Less than 100 days to go before the London Paralympic Games

With less than 100 days to go before the London Paralympic Games, youth leadership programme Dreams and Teams is helping students from 103 schools in China establish sports clubs and organise 20 Olympic-related festivals in five different cities.

The programme uses sport and arts as a platform for young people in different countries to develop leadership skills, active citizenship and international awareness and explore issues such as fair play, inclusion and cultural diversity.

A Dreams and Teams sports festival recently organised by students in the megacity of Chongqing provided a tangible illustration of the London 2012 motto ‘Inspire a Generation’. It also demonstrated the once-in-a-generation opportunity the Games offer to forge international connections through our cultural relations work.

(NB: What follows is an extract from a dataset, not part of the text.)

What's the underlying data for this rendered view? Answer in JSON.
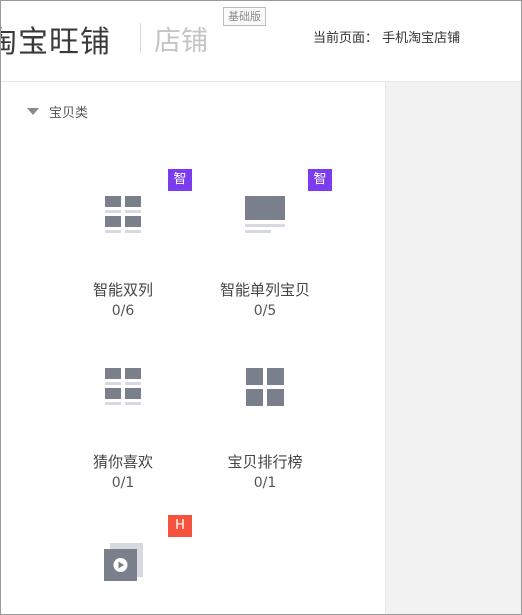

Entrusted with unusually broad responsibilities in a country that reveres traditional academic success, the secondary school students who organised the sports festival drew on their Dreams and Teams training when planning the event.

Together they recruited 3,000 participants, aged seven to 17, from 58 different schools. They also assembled a complex schedule of events, secured media and commercial sponsors, designed logos, wrote a theme song, and ensured that the values of cross-cultural understanding, fair play and equity permeated the well-attended festival.

The festival’s opening ceremony celebrated cultural diversity as students represented 58 countries in performances informed by their studies. And to promote inclusion, the sporting events that followed were designed to allow students with disabilities to compete.

Zhu Jingping from the local education authority thanked the programme for training ‘talented students who can run any kind of activity.’ Indeed, Dreams and Teams supports China’s shift from an exam-focused education system to one that encourages all-round development to better prepare young people for the future.Above all, it was the participants’ own diversity that made a powerful impact. One young leader explained that he used to only feel pity for the blind, but collaborating with visually impaired students allowed him to see beyond simple stereotypes: ‘I felt real happiness working with them on the festival theme song and realised that they are just as smart as we are.’

Before competing in the sports events, Simon Lever, British Consul General in Chongqing, framed the festival in a wider context: ‘A sporting legacy was at the heart of our Olympic bid – we wanted to harness the power of the Olympic and Paralympic Games to inspire more young people into sport.’ He then praised Dreams and Teams for enshrining that legacy.

For Lucy Watkins, Director Programmes China, ‘the festival’s success shows that the Olympics are highly resonant in China thanks to the legacy of the Beijing Games. And by highlighting the British Council’s link to London 2012 through our website, media outreach and a range of Olympic-themed activity we are tapping into this legacy to build trust and create opportunity for the UK.’